The Extinction Burst
Picture this. You are 5 days into sleep training your baby and things are going amazingly. Sure, the first few days were tough but then he started to get it and you started seeing things improve. Then all of a sudden, your baby starts waking up at all hours of the night, resisting bedtime, resisting naps. The crying escalates to screaming like you’ve never heard before and you are left wondering ‘what on earth just happened’? Things were going so well so why is your baby seemingly regressing and fighting all of your sleep training efforts? This is often a point where parents call it quits because they think there’s no way sleep training is working.

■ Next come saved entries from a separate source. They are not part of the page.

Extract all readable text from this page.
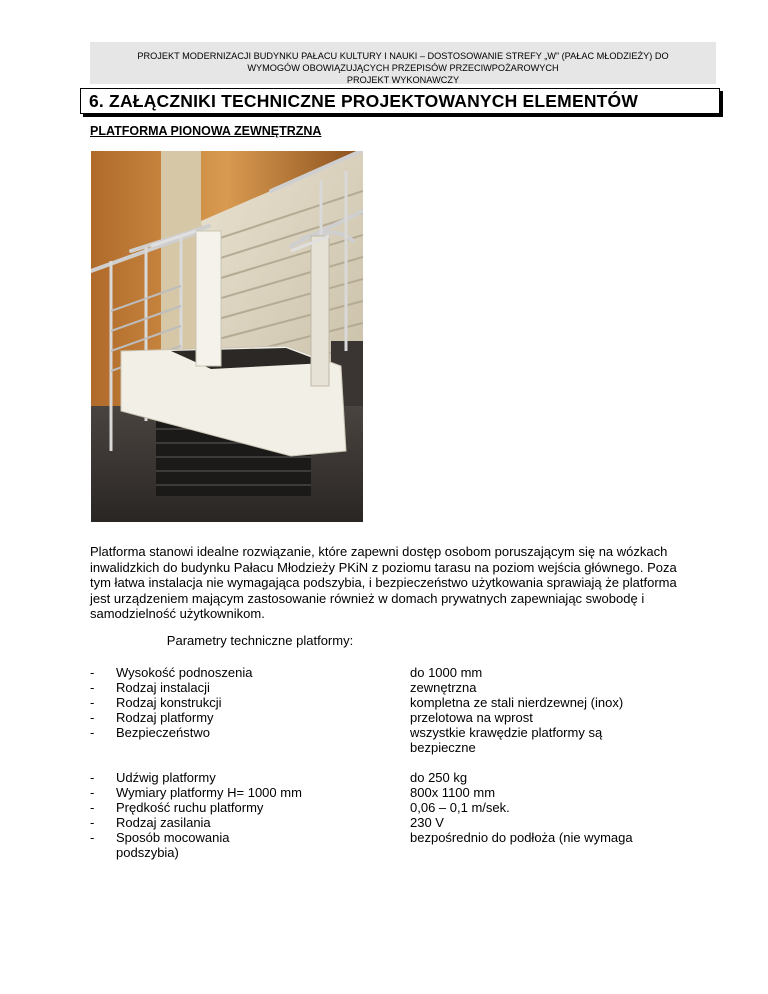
PROJEKT MODERNIZACJI BUDYNKU PAŁACU KULTURY I NAUKI – DOSTOSOWANIE STREFY „W” (PAŁAC MŁODZIEŻY) DO
WYMOGÓW OBOWIĄZUJĄCYCH PRZEPISÓW PRZECIWPOŻAROWYCH
PROJEKT WYKONAWCZY
6. ZAŁĄCZNIKI TECHNICZNE PROJEKTOWANYCH ELEMENTÓW
PLATFORMA PIONOWA ZEWNĘTRZNA
Platforma stanowi idealne rozwiązanie, które zapewni dostęp osobom poruszającym się na wózkach inwalidzkich do budynku Pałacu Młodzieży PKiN z poziomu tarasu na poziom wejścia głównego. Poza tym łatwa instalacja nie wymagająca podszybia, i bezpieczeństwo użytkowania sprawiają że platforma jest urządzeniem mającym zastosowanie również w domach prywatnych zapewniając swobodę i samodzielność użytkownikom.
Parametry techniczne platformy:
-	Wysokość podnoszenia	do 1000 mm
-	Rodzaj instalacji	zewnętrzna
-	Rodzaj konstrukcji	kompletna ze stali nierdzewnej (inox)
-	Rodzaj platformy	przelotowa na wprost
-	Bezpieczeństwo	wszystkie krawędzie platformy są
bezpieczne
-	Udźwig platformy	do 250 kg
-	Wymiary platformy H= 1000 mm	800x 1100 mm
-	Prędkość ruchu platformy	0,06 – 0,1 m/sek.
-	Rodzaj zasilania	230 V
-	Sposób mocowania	bezpośrednio do podłoża (nie wymaga
podszybia)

So what is an extinction burst?
What if I was to tell you it’s a completely normal part of sleep training? We call it an ‘extinction burst’. An extinction burst happens anytime you stop reinforcing a behavior (feeding to sleep, climbing into your bed at night, etc.). Before, all your child had to do was cry or throw a tantrum and they got exactly what they wanted. Then you, the parent, stopped responding the way they are used to. Now they start to realize that their normal behavior doesn’t seem to be working so they figure they’ll amp things up to try and get the response from you that they want. Suddenly, everything gets way worse. Good news is that it’s temporary. The bad news is that this won’t be the last time you’ll see an extinction burst. Anytime you try to remove an unwanted behavior, your child will react. That time that you tell them no to the cookie that they usually get at the grocery store and now come to expect every time you go into said store….they will throw a tantrum in the hopes that you will give in and give them that cookie.
What can you do about it?
Extinction bursts can be confusing and discouraging but they are very normal from a developmental point of view. Keep in mind that the extinction burst lasts for a very short period of time and parents just need to power through. Your child will know that you mean business when you don’t go back to responding the way they are used to. Remember that every child and situation is different so this may look different for each family but will often occur within the first week and last anywhere from 3-5 days. Giving in will only create setbacks and cause more trouble down the line.
So parents, hang in there! It will pass.